Can a business agree with a competitor not to recruit each other’s employees without running afoul of the Sherman Act? Like many answers in the restrictive covenant field, it depends. As several of our nation’s leading high tech companies recently learned, a business better have a demonstrable legitimate business reason for agreeing with its competitor not to recruit each other’s employees or the Department of Justice may bring suit.

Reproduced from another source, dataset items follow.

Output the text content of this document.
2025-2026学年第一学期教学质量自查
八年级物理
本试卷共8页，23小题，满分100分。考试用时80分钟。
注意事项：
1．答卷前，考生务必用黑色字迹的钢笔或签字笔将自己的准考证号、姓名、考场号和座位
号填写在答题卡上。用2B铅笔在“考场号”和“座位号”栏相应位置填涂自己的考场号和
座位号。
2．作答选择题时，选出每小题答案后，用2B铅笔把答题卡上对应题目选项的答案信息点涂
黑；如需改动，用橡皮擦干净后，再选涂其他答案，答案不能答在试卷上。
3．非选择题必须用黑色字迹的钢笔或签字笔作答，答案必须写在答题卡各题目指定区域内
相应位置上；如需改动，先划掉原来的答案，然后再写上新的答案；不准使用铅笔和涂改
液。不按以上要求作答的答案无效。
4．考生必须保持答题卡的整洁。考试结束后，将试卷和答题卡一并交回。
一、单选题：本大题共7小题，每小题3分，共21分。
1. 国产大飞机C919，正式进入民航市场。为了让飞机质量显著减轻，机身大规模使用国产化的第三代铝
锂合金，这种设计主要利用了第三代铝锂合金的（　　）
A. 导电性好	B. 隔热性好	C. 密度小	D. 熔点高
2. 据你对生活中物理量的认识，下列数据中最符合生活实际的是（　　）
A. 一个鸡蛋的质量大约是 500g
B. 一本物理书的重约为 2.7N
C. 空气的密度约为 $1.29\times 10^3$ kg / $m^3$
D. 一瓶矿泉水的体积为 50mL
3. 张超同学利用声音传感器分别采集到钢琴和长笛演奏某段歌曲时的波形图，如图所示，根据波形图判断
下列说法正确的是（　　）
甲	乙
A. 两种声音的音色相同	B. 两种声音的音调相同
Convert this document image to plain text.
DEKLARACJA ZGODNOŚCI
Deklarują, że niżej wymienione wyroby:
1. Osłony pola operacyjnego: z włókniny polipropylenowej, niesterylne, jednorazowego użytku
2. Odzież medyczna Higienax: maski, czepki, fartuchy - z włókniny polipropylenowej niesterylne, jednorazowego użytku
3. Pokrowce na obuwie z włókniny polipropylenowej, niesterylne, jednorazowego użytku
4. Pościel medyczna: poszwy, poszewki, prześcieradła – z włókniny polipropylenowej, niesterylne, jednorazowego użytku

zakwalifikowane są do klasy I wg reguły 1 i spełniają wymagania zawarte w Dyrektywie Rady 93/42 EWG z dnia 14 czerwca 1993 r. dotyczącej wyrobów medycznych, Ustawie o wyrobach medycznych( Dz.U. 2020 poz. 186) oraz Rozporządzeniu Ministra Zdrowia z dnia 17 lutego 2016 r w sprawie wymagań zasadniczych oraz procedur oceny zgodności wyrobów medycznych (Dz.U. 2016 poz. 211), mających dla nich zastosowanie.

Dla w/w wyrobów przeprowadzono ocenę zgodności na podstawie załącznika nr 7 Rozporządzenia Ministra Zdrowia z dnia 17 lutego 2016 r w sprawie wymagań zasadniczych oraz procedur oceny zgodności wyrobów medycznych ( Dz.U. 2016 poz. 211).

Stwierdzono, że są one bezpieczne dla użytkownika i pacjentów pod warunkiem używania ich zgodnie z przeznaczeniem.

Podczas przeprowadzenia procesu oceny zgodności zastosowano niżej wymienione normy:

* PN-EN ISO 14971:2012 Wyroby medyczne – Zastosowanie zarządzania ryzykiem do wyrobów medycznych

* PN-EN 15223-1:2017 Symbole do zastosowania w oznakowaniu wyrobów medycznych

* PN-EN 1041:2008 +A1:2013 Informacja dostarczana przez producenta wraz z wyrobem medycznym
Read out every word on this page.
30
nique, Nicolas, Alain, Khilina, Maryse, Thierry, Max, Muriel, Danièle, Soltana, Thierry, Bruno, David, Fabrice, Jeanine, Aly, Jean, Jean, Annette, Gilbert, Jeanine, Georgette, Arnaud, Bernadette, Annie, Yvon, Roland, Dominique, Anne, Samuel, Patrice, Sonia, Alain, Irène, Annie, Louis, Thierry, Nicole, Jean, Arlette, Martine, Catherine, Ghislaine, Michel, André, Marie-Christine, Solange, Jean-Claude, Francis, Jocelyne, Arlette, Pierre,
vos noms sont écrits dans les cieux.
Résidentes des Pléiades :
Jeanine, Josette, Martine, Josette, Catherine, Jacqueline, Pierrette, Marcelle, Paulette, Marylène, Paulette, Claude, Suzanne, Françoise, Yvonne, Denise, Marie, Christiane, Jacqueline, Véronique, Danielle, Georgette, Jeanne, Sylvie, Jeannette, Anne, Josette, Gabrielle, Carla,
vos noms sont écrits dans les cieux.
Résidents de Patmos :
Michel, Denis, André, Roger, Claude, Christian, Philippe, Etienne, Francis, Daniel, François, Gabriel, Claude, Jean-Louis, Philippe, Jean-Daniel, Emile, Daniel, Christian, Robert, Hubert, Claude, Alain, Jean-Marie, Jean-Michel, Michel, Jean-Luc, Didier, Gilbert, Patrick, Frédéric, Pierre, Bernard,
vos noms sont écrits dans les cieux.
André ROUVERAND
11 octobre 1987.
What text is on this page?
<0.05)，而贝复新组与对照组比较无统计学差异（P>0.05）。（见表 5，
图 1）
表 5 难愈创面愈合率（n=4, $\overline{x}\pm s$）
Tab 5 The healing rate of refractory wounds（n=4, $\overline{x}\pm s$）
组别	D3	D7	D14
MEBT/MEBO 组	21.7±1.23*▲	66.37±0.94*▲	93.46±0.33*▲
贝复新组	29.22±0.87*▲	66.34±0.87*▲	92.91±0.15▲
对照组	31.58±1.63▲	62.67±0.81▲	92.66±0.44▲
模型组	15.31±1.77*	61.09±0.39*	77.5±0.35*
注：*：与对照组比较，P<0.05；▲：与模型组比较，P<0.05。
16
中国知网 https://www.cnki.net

On Sept. 24, 2010, the Department of Justice initiated a lawsuit in the U.S. District Court for the District of Columbia, titled United States of America v. Adobe Systems Inc., et al., Civil Case No. 1:10-CV-01629. The Justice Department filed a complaint against Adobe Systems Inc. (Adobe), Apple Inc. (Apple), Google Inc. (Google), Intel Corporation (Intel), Intuit Inc. (Intuit) and Pixar, alleging that those companies entered into various bilateral agreements in which they agreed not to actively solicit each other’s highly skilled technical employees, and that those agreements violated Section 1 of the Sherman Act, 15 U.S.C. §1. According to the complaint, at various times beginning in the period from 2005 to 2007, Apple entered into mutual agreements with Google, Adobe, and Pixar not to cold call each other’s employees, and Google entered into similar agreements with Intel and Intuit. The executives of these companies allegedly “actively managed and enforced the agreement[s] through direct communications.”